Alteryx Engine and AMP: Main Differences

In the Alteryx AMP Engine article, we cover the Alteryx Engine and the new Alteryx Multi-threaded Processing (AMP). Here, we go deeper into the main differences between the two.

Data Processing Differences

The original Engine architecture allows for mostly single-threaded processing, where your data are processed record-by-record sequentially. On the other hand, the new AMP concept allows for massively multi-threaded processing. Records process in 4 MB packets for a faster run time, and in parallel, which can affect the output record order.

With multiple cores, the AMP architecture allows for multi-threaded processing.

The original engine architecture allows for a single-threaded process, where your data is processed record-by-record.

Input Differences

CSV files that contain a field with quoted newlines fail if you don't enable the additional option AMP only: quoted fields can have newlines in them.

Record Limit

The workflow configuration runtime setting Record Limit for all inputs is enabled with AMP for these tools:

Input Data
Text Input
Generate Rows
Macro Input

AMP support for the tool-level Record Limit in the Dynamic Input tool was added with the 2021.1 Patch 2 and all subsequent Releases.

Output Differences

When a workflow runs with the AMP engine, several tools might output records in a different order than the original engine.

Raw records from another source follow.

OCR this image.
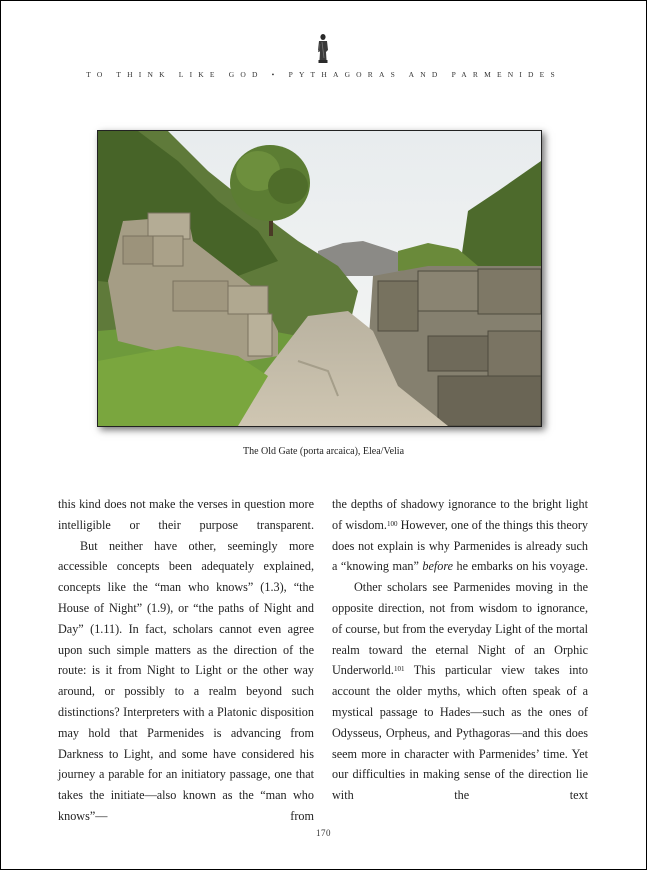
TO THINK LIKE GOD • PYTHAGORAS AND PARMENIDES
The Old Gate (porta arcaica), Elea/Velia

this kind does not make the verses in question more intelligible or their purpose transparent.

But neither have other, seemingly more accessible concepts been adequately explained, concepts like the “man who knows” (1.3), “the House of Night” (1.9), or “the paths of Night and Day” (1.11). In fact, scholars cannot even agree upon such simple matters as the direction of the route: is it from Night to Light or the other way around, or possibly to a realm beyond such distinctions? Interpreters with a Platonic disposition may hold that Parmenides is advancing from Darkness to Light, and some have considered his journey a parable for an initiatory passage, one that takes the initiate—also known as the “man who knows”— from

the depths of shadowy ignorance to the bright light of wisdom.$^{100}$ However, one of the things this theory does not explain is why Parmenides is already such a “knowing man” before he embarks on his voyage.

Other scholars see Parmenides moving in the opposite direction, not from wisdom to ignorance, of course, but from the everyday Light of the mortal realm toward the eternal Night of an Orphic Underworld.$^{101}$ This particular view takes into account the older myths, which often speak of a mystical passage to Hades—such as the ones of Odysseus, Orpheus, and Pythagoras—and this does seem more in character with Parmenides’ time. Yet our difficulties in making sense of the direction lie with the text

170
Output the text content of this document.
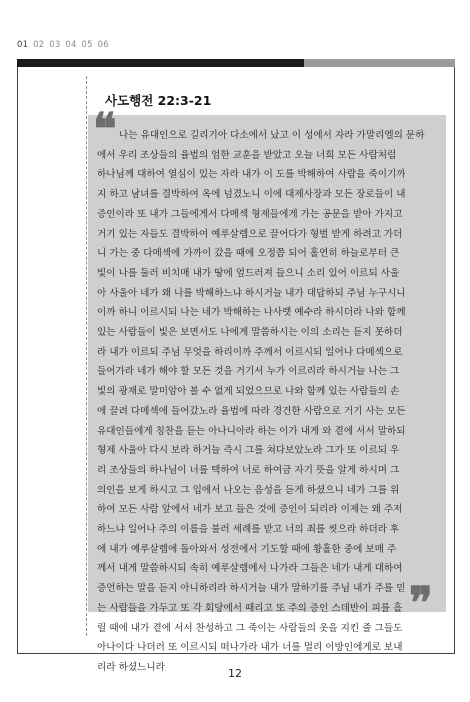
01 02 03 04 05 06
사도행전 22:3-21
❝ 나는 유대인으로 길리기아 다소에서 났고 이 성에서 자라 가말리엘의 문하
에서 우리 조상들의 율법의 엄한 교훈을 받았고 오늘 너희 모든 사람처럼
하나님께 대하여 열심이 있는 자라 내가 이 도를 박해하여 사람을 죽이기까
지 하고 남녀를 결박하여 옥에 넘겼노니 이에 대제사장과 모든 장로들이 내
증인이라 또 내가 그들에게서 다메섹 형제들에게 가는 공문을 받아 가지고
거기 있는 자들도 결박하여 예루살렘으로 끌어다가 형벌 받게 하려고 가더
니 가는 중 다메섹에 가까이 갔을 때에 오정쯤 되어 홀연히 하늘로부터 큰
빛이 나를 둘러 비치매 내가 땅에 엎드러져 들으니 소리 있어 이르되 사울
아 사울아 네가 왜 나를 박해하느냐 하시거늘 내가 대답하되 주님 누구시니
이까 하니 이르시되 나는 네가 박해하는 나사렛 예수라 하시더라 나와 함께
있는 사람들이 빛은 보면서도 나에게 말씀하시는 이의 소리는 듣지 못하더
라 내가 이르되 주님 무엇을 하리이까 주께서 이르시되 일어나 다메섹으로
들어가라 네가 해야 할 모든 것을 거기서 누가 이르리라 하시거늘 나는 그
빛의 광채로 말미암아 볼 수 없게 되었으므로 나와 함께 있는 사람들의 손
에 끌려 다메섹에 들어갔노라 율법에 따라 경건한 사람으로 거기 사는 모든
유대인들에게 칭찬을 듣는 아나니아라 하는 이가 내게 와 곁에 서서 말하되
형제 사울아 다시 보라 하거늘 즉시 그를 쳐다보았노라 그가 또 이르되 우
리 조상들의 하나님이 너를 택하여 너로 하여금 자기 뜻을 알게 하시며 그
의인을 보게 하시고 그 입에서 나오는 음성을 듣게 하셨으니 네가 그를 위
하여 모든 사람 앞에서 네가 보고 들은 것에 증인이 되리라 이제는 왜 주저
하느냐 일어나 주의 이름을 불러 세례를 받고 너의 죄를 씻으라 하더라 후
에 내가 예루살렘에 돌아와서 성전에서 기도할 때에 황홀한 중에 보매 주
께서 내게 말씀하시되 속히 예루살렘에서 나가라 그들은 네가 내게 대하여
증언하는 말을 듣지 아니하리라 하시거늘 내가 말하기를 주님 내가 주를 믿
는 사람들을 가두고 또 각 회당에서 때리고 또 주의 증인 스데반이 피를 흘
릴 때에 내가 곁에 서서 찬성하고 그 죽이는 사람들의 옷을 지킨 줄 그들도
아나이다 나더러 또 이르시되 떠나가라 내가 너를 멀리 이방인에게로 보내
리라 하셨느니라
❞
12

Some of those tools include...

Cross Tab
Data Cleansing (when removing null rows)
Join
Join Multiple
Multi-Row Formula
Poly Build
Running Total
Sort (when Dictionary Sort is used with special characters)
Summarize (when Group By is used)
Tile
Union
Unique

If your workflow requires records from the above tools to be in a specific order for downstream operations, the Engine Compatibility Mode setting is available to maintain the same sort order as the original Engine. Use this after careful consideration of the specific workflow, mainly when migrating workflows that were created with the original Engine to run with AMP engine.

Specific functionality or configuration that has not been converted to AMP reverts to the original Engine tool in order to work. Therefore workflows that contain both AMP-converted and non-converted tools run seamlessly with AMP.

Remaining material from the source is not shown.